September 11, 2001 was a moment in time, one that will be remembered as a day of infamy. Time will continue to run its course, and as the years go by, the power of September 11th to inform our behavior will continue to diminish — much in the same way that December 7th, 1941 — another “day in infamy” — no longer has bearing on the actions of those born after the Japanese attack on Pearl Harbor. Such is human nature. It is perhaps a curse, but more likely a blessing, since the passage of time can heal us as well. We could scarcely continue to exist if we always lived in the presence of intense emotion or unbearable pain.
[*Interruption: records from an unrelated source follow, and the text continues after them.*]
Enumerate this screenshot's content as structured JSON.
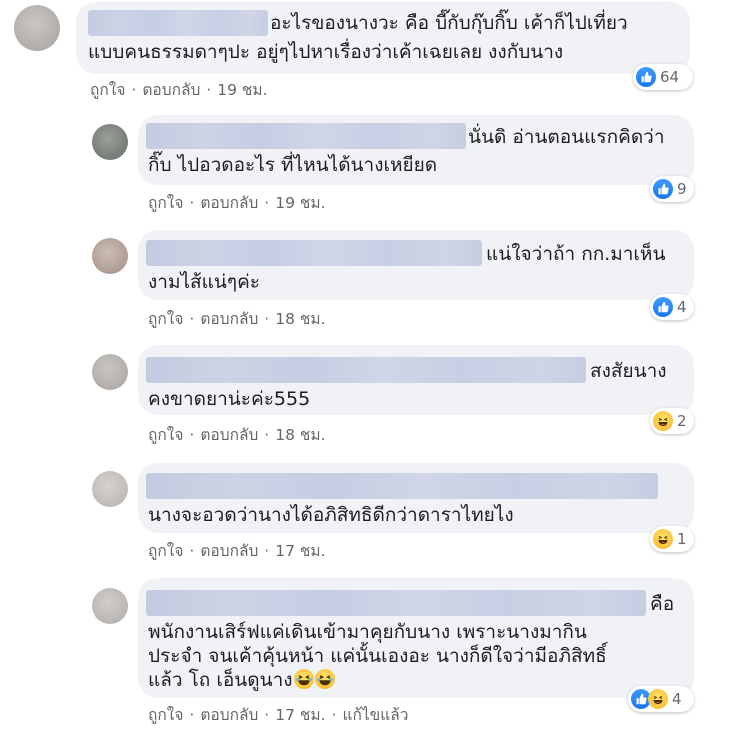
{
  "comments": [
    {
      "lines": [
        "อะไรของนางวะ คือ บี๊กับกุ๊บกิ๊บ เค้าก็ไปเที่ยว",
        "แบบคนธรรมดาๆปะ อยู่ๆไปหาเรื่องว่าเค้าเฉยเลย งงกับนาง"
      ],
      "actions": {
        "like": "ถูกใจ",
        "reply": "ตอบกลับ",
        "time": "19 ชม."
      },
      "reaction": {
        "type": "like-icon",
        "count": "64"
      }
    },
    {
      "lines": [
        "นั่นดิ อ่านตอนแรกคิดว่า",
        "กิ๊บ ไปอวดอะไร ที่ไหนได้นางเหยียด"
      ],
      "actions": {
        "like": "ถูกใจ",
        "reply": "ตอบกลับ",
        "time": "19 ชม."
      },
      "reaction": {
        "type": "like-icon",
        "count": "9"
      }
    },
    {
      "lines": [
        "แน่ใจว่าถ้า กก.มาเห็น",
        "งามไส้แน่ๆค่ะ"
      ],
      "actions": {
        "like": "ถูกใจ",
        "reply": "ตอบกลับ",
        "time": "18 ชม."
      },
      "reaction": {
        "type": "like-icon",
        "count": "4"
      }
    },
    {
      "lines": [
        "สงสัยนาง",
        "คงขาดยาน่ะค่ะ555"
      ],
      "actions": {
        "like": "ถูกใจ",
        "reply": "ตอบกลับ",
        "time": "18 ชม."
      },
      "reaction": {
        "type": "haha-icon",
        "count": "2"
      }
    },
    {
      "lines": [
        "นางจะอวดว่านางได้อภิสิทธิดีกว่าดาราไทยไง"
      ],
      "actions": {
        "like": "ถูกใจ",
        "reply": "ตอบกลับ",
        "time": "17 ชม."
      },
      "reaction": {
        "type": "haha-icon",
        "count": "1"
      }
    },
    {
      "lines": [
        "คือ",
        "พนักงานเสิร์ฟแค่เดินเข้ามาคุยกับนาง เพราะนางมากิน",
        "ประจำ จนเค้าคุ้นหน้า แค่นั้นเองอะ นางก็ดีใจว่ามีอภิสิทธิ์",
        "แล้ว โถ เอ็นดูนาง"
      ],
      "actions": {
        "like": "ถูกใจ",
        "reply": "ตอบกลับ",
        "time": "17 ชม.",
        "edited": "แก้ไขแล้ว"
      },
      "reaction": {
        "type": "like-icon haha-icon",
        "count": "4"
      }
    }
  ]
}
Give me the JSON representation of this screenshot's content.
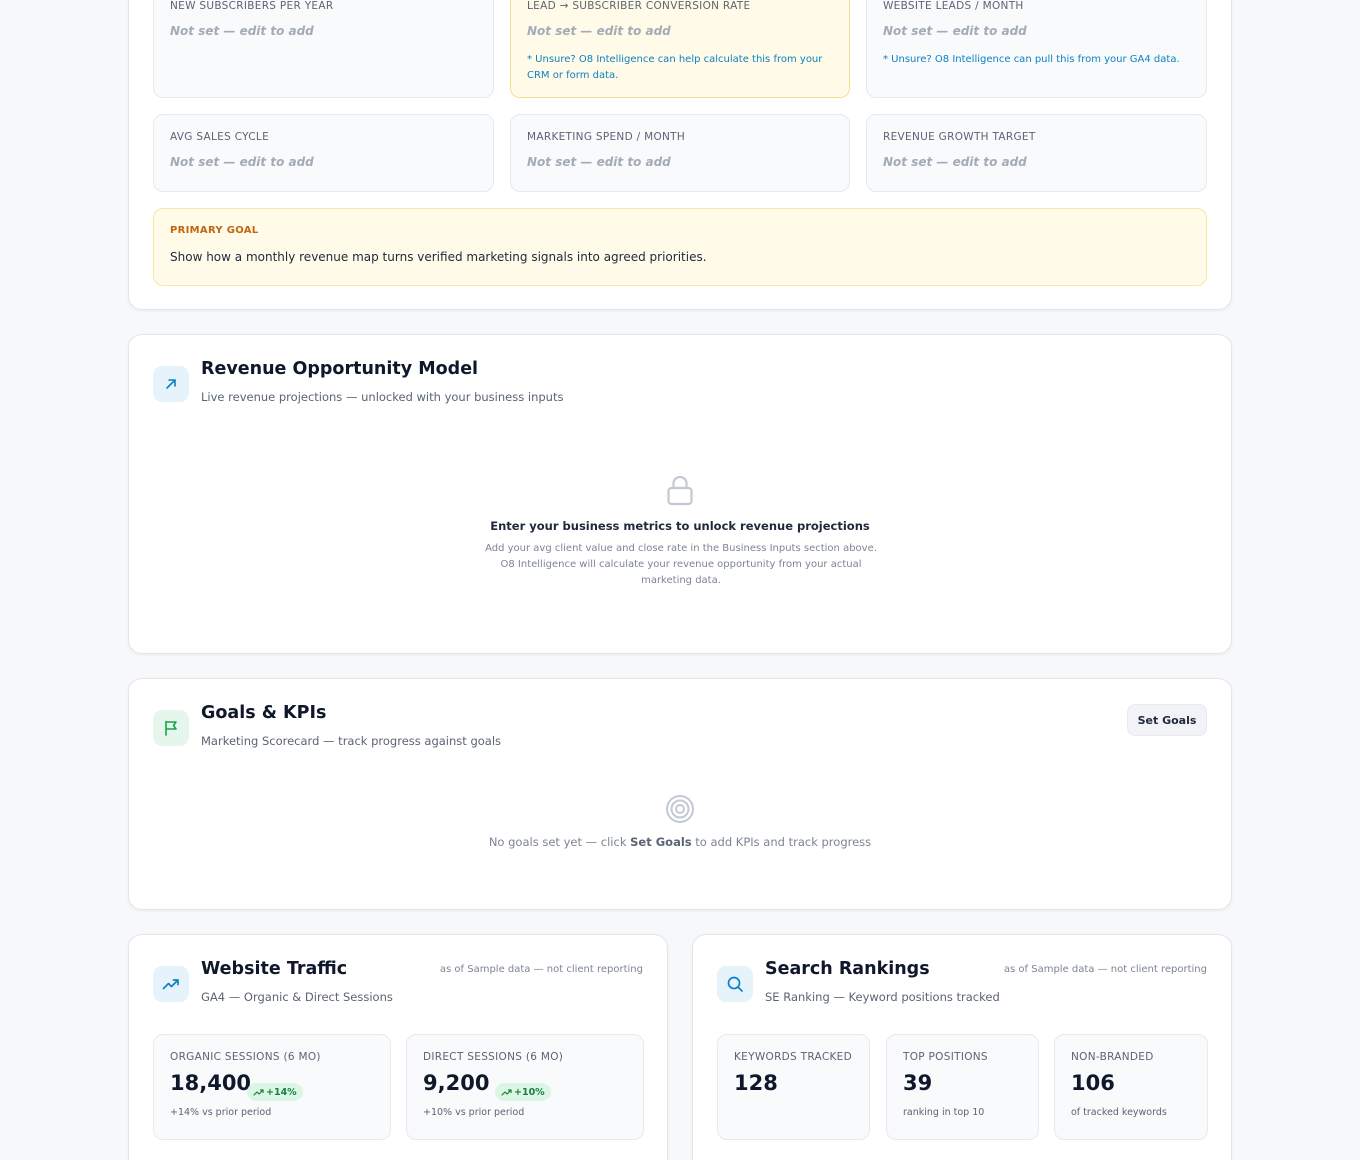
{
  "business_inputs": {
    "metrics": [
      {
        "label": "NEW SUBSCRIBERS PER YEAR",
        "value": "Not set — edit to add"
      },
      {
        "label": "LEAD → SUBSCRIBER CONVERSION RATE",
        "value": "Not set — edit to add",
        "hint": "* Unsure? O8 Intelligence can help calculate this from your CRM or form data."
      },
      {
        "label": "WEBSITE LEADS / MONTH",
        "value": "Not set — edit to add",
        "hint": "* Unsure? O8 Intelligence can pull this from your GA4 data."
      },
      {
        "label": "AVG SALES CYCLE",
        "value": "Not set — edit to add"
      },
      {
        "label": "MARKETING SPEND / MONTH",
        "value": "Not set — edit to add"
      },
      {
        "label": "REVENUE GROWTH TARGET",
        "value": "Not set — edit to add"
      }
    ],
    "primary_goal": {
      "label": "PRIMARY GOAL",
      "text": "Show how a monthly revenue map turns verified marketing signals into agreed priorities."
    }
  },
  "revenue_model": {
    "icon": "arrow-up-right-icon",
    "title": "Revenue Opportunity Model",
    "subtitle": "Live revenue projections — unlocked with your business inputs",
    "empty_icon": "lock-icon",
    "empty_title": "Enter your business metrics to unlock revenue projections",
    "empty_description": "Add your avg client value and close rate in the Business Inputs section above. O8 Intelligence will calculate your revenue opportunity from your actual marketing data."
  },
  "goals": {
    "icon": "flag-icon",
    "title": "Goals & KPIs",
    "subtitle": "Marketing Scorecard — track progress against goals",
    "set_goals_label": "Set Goals",
    "empty_icon": "target-icon",
    "empty_prefix": "No goals set yet — click ",
    "empty_strong": "Set Goals",
    "empty_suffix": " to add KPIs and track progress"
  },
  "website_traffic": {
    "icon": "trending-up-icon",
    "title": "Website Traffic",
    "subtitle": "GA4 — Organic & Direct Sessions",
    "as_of": "as of Sample data — not client reporting",
    "stats": [
      {
        "label": "ORGANIC SESSIONS (6 MO)",
        "value": "18,400",
        "badge": "+14%",
        "note": "+14% vs prior period"
      },
      {
        "label": "DIRECT SESSIONS (6 MO)",
        "value": "9,200",
        "badge": "+10%",
        "note": "+10% vs prior period"
      }
    ]
  },
  "search_rankings": {
    "icon": "search-icon",
    "title": "Search Rankings",
    "subtitle": "SE Ranking — Keyword positions tracked",
    "as_of": "as of Sample data — not client reporting",
    "stats": [
      {
        "label": "KEYWORDS TRACKED",
        "value": "128",
        "note": ""
      },
      {
        "label": "TOP POSITIONS",
        "value": "39",
        "note": "ranking in top 10"
      },
      {
        "label": "NON-BRANDED",
        "value": "106",
        "note": "of tracked keywords"
      }
    ]
  },
  "colors": {
    "accent_blue": "#0b82c4",
    "accent_green": "#16a34a",
    "highlight_bg": "#fffbe8",
    "goal_label": "#c0660e"
  }
}
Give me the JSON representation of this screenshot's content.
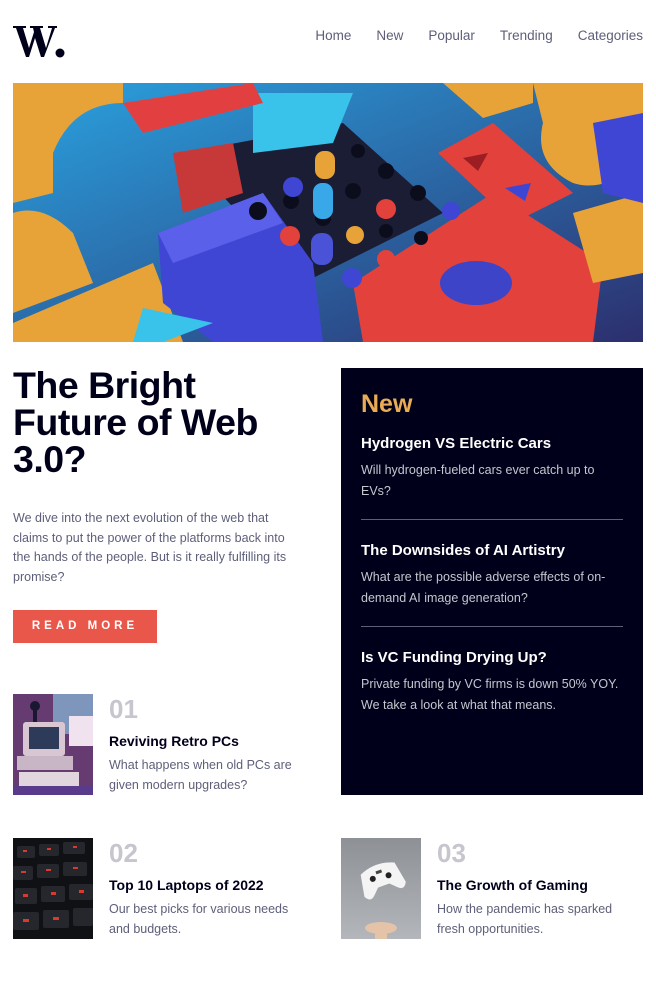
{
  "header": {
    "logo_text": "W.",
    "nav": [
      "Home",
      "New",
      "Popular",
      "Trending",
      "Categories"
    ]
  },
  "hero": {
    "image_alt": "colorful 3D wooden block composition"
  },
  "main": {
    "title": "The Bright Future of Web 3.0?",
    "lead": "We dive into the next evolution of the web that claims to put the power of the platforms back into the hands of the people. But is it really fulfilling its promise?",
    "cta_label": "READ MORE"
  },
  "new_panel": {
    "heading": "New",
    "items": [
      {
        "title": "Hydrogen VS Electric Cars",
        "desc": "Will hydrogen-fueled cars ever catch up to EVs?"
      },
      {
        "title": "The Downsides of AI Artistry",
        "desc": "What are the possible adverse effects of on-demand AI image generation?"
      },
      {
        "title": "Is VC Funding Drying Up?",
        "desc": "Private funding by VC firms is down 50% YOY. We take a look at what that means."
      }
    ]
  },
  "cards": [
    {
      "num": "01",
      "title": "Reviving Retro PCs",
      "desc": "What happens when old PCs are given modern upgrades?"
    },
    {
      "num": "02",
      "title": "Top 10 Laptops of 2022",
      "desc": "Our best picks for various needs and budgets."
    },
    {
      "num": "03",
      "title": "The Growth of Gaming",
      "desc": "How the pandemic has sparked fresh opportunities."
    }
  ],
  "colors": {
    "dark_navy": "#00001a",
    "soft_orange": "#e9ab53",
    "soft_red": "#e9574b",
    "grayish_blue": "#5d5f79",
    "light_gray": "#c5c6ce"
  }
}
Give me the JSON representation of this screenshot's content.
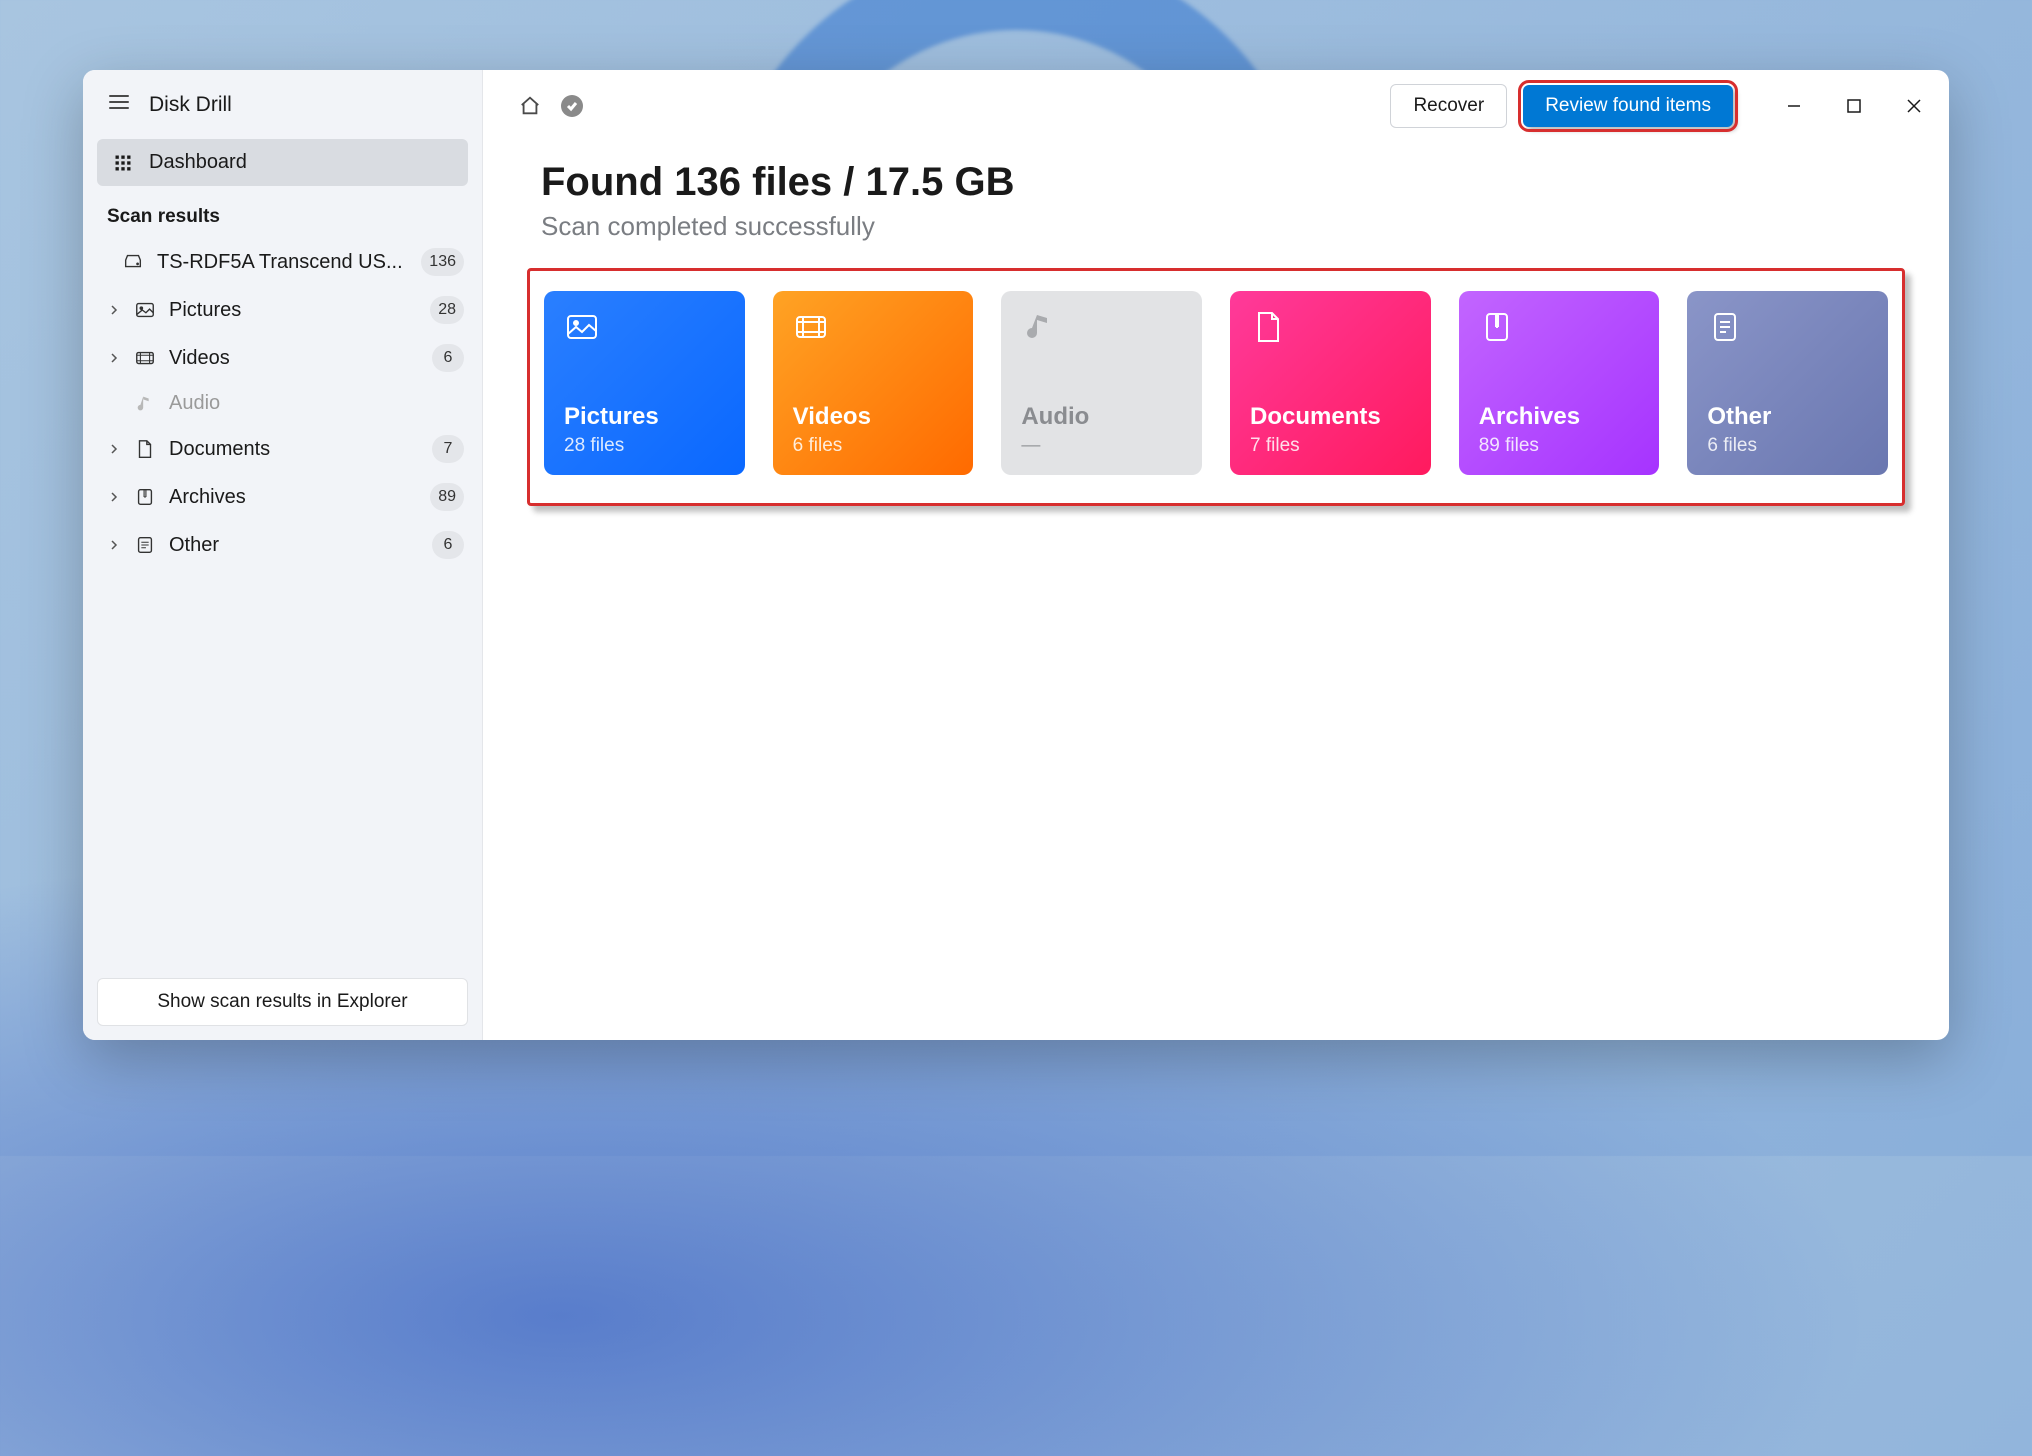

Rosh Hashanah, however, is timeless. It comes out of nowhere — unconnected to any particular date or event in history — to remind us that teshuvah is not the business of grand gestures and sweeping changes made in the heat of the moment, but is at the heart of making the mundane better as we bear in mind the stories that warn and teach us of life’s fragility. Said Rabbi Eliezer in Pirkei Avot, the Ethics of the Sages: “שׁוּב יוֹם אֶחָד לִפְנֵי מִיתָתָךְ — Repent one day before your death” (Avot 2:10). The Talmud objects, “But how does one know when will that be?” “Exactly the reason to start today,” is the answer (BT, Shabbat 153a).
The night before the World Trade Center attack, I drove into New York City for a meeting and had dinner at a kosher restaurant two blocks from what would become ground zero twelve hours later. It was a clear and pleasant evening. Because I love skyscrapers I automatically looked up at the Twin Towers as I drove by; their commanding height and twinkling lights always invited a glance . . . a glance, but no more; these buildings were a permanent part of the skyline; landmarks to be taken for granted. If I only had known. . .
The suddenness and swiftness of tragedy, which impels us to live with urgency. . . that was the lesson we learned on September 11th, 2001, the day of. Rosh Hashanah, however, is the lesson of September 10th, 2001, the day before. The time when all was quiet and seemingly well. The time to change is now. For who know what waits in the wings of tomorrow? Who truly knows?